$1 Million Grant Will Support Broadening Participation in Computer Science and Computational Thinking

Teachers in a classroom meeting

A team of faculty and researchers at NC State University were recently awarded a three-year $1 million National Science Foundation grant in collaboration with the Wake County Public School System, UNC-Charlotte and Charlotte-Mecklenburg Schools to broaden participation in computer science (CS) and computational thinking (CT) in North Carolina. Dr. Eric Wiebe, Dr. Dave Frye  and Dr. Sherry Freeman from the NC State College of Education’s Friday Institute for Educational Innovation and Dr. Tiffany Barnes from the Department of Computer Science at NC State will lead this project, starting this month, titled EcoCS: Developing a Systemic, Scalable Model to Broaden Participation in Middle School Computer Science Using an RPP Approach.

The grant will allow the EcoCS team to expand their work at Wake County Public School System’s Reedy Creek Magnet Middle School: Center for the Digital Sciences in Raleigh, North Carolina. They will work with the newly formed Digital Sciences School Leadership Team, using a research-practice partnership (RPP) approach to deepen the school culture of computational thinking.

Project goals include:

  • Providing equitable access to underrepresented students in computing
  • Preparing middle school students for computing curriculum in high school
  • Developing and testing effective CS/CT modules that will integrate into existing math and science curriculum
  • Investigating CS/CT-focused barriers and supports
  • Sharing RPP findings and replicating the process at other schools

The past two years laying the RPP groundwork between the Friday Institute and Reedy Creek has been crucial to the success of this project because it works in collaboration with the educators at Reedy Creek instead of simply adding to their heavy workloads.

“Traditionally with research partnerships between universities and schools, the university faculty drive the research,” Freeman said. “They have the idea for an ‘innovation’ they want to research, they get the grant, and their ideas drive the work. A research-practice partnership turns that approach on its head. We start by going in and asking practitioners or school administrators, ‘What are the biggest challenges you’re facing?’ Then we think about how can we can use research and our expertise to help address that problem. It is a long-term collaboration that is driven by the needs of the practitioners.”

The EcoCS team will also use their model of school-wide CS/CT integration at Reedy Creek to inform the development of an RPP at another newly formed CS/CT focused magnet school, Northridge Middle School, in Charlotte, North Carolina. Staff and faculty from UNC-Charlotte’s College of Computing and Informatics and the Center for STEM Education will facilitate the work at Northridge.

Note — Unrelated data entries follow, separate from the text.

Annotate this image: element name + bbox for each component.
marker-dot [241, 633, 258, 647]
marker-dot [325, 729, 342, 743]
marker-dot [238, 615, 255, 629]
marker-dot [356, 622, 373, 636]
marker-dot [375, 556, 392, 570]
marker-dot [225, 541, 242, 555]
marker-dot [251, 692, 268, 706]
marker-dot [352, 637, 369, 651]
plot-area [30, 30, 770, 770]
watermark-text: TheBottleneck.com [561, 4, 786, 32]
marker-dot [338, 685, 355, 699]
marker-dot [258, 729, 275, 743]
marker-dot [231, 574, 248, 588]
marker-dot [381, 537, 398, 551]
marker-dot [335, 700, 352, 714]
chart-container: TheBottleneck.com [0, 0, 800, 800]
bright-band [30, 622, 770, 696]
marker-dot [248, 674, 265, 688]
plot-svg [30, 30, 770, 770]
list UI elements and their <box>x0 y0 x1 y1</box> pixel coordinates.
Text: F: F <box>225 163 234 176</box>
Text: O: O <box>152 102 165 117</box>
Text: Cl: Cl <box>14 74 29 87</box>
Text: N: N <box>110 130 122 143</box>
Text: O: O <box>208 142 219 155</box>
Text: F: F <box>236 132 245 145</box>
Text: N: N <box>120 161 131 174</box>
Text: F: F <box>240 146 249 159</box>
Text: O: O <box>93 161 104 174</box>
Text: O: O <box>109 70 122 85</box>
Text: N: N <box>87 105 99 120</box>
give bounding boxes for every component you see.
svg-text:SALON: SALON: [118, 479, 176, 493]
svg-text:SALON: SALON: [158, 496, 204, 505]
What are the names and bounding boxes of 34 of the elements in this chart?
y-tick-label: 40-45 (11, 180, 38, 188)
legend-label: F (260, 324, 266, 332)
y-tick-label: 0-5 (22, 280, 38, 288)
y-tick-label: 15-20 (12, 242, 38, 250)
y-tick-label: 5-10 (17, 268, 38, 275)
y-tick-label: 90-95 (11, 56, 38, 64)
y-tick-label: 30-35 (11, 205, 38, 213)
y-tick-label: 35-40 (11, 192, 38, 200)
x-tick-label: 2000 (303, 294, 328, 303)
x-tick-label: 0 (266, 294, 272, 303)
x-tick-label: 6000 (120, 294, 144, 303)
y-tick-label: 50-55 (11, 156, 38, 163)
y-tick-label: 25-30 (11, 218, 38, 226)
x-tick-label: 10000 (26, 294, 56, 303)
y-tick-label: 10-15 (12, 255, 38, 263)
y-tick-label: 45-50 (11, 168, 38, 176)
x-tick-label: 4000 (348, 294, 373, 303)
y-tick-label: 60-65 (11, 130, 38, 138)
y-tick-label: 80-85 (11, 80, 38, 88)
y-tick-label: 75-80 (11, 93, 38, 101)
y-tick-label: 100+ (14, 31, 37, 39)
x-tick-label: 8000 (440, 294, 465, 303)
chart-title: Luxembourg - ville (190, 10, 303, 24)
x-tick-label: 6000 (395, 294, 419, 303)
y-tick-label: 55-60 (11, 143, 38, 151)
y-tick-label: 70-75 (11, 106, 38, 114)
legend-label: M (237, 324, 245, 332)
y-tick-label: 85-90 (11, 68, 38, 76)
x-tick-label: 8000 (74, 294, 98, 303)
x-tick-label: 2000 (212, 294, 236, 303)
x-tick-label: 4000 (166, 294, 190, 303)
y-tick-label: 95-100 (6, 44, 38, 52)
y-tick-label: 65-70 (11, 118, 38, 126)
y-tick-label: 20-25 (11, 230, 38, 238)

“We are replicating evidence-based practices that have been demonstrated by NC State’s partnership and developing partnerships within a different context that will allow us to propagate lessons learned in both the research-practice partnership approach, the STEM Ecosystem model and the pedagogies that work well in middle school CS education,” the UNC-Charlotte team said in a joint statement. “We foresee that this partnership will facilitate broader understanding in other K-12 educational contexts.”

The EcoCS team hopes that their work in Charlotte will show them what can and can’t be replicated so they can expand this approach to other schools, which is desperately needed right now in K-12 education. This integration of computational thinking and computer science principles into core K-12 curriculum has been recognized as imperative to fostering key 21st century thinking skills for students entering the future workforce.

Unfortunately there is no established pathway or assessment standards on how to infuse these skills into mainstream educational experiences, nor are teachers equipped with the content knowledge to implement these principles into their classrooms.

Despite these challenges, North Carolina schools have joined this growing movement to incorporate computational thinking and computer science into mainstream K-12 curriculum. The Friday Institute has brought together practitioners, policymakers and researchers to help develop teacher and school capacity to add these principles to curriculum. Its RPP work with Reedy Creek to integrate CS/CT is just the beginning.

“We have explored and experimented with little bits and pieces of this, but we saw the potential for doing so much more,” Wiebe said. “That’s why we’re really excited. Now we’ve got funding and a school willing to buy in and work with us on growing this research-practice partnership to look at what a whole-school ecosystem looks like.”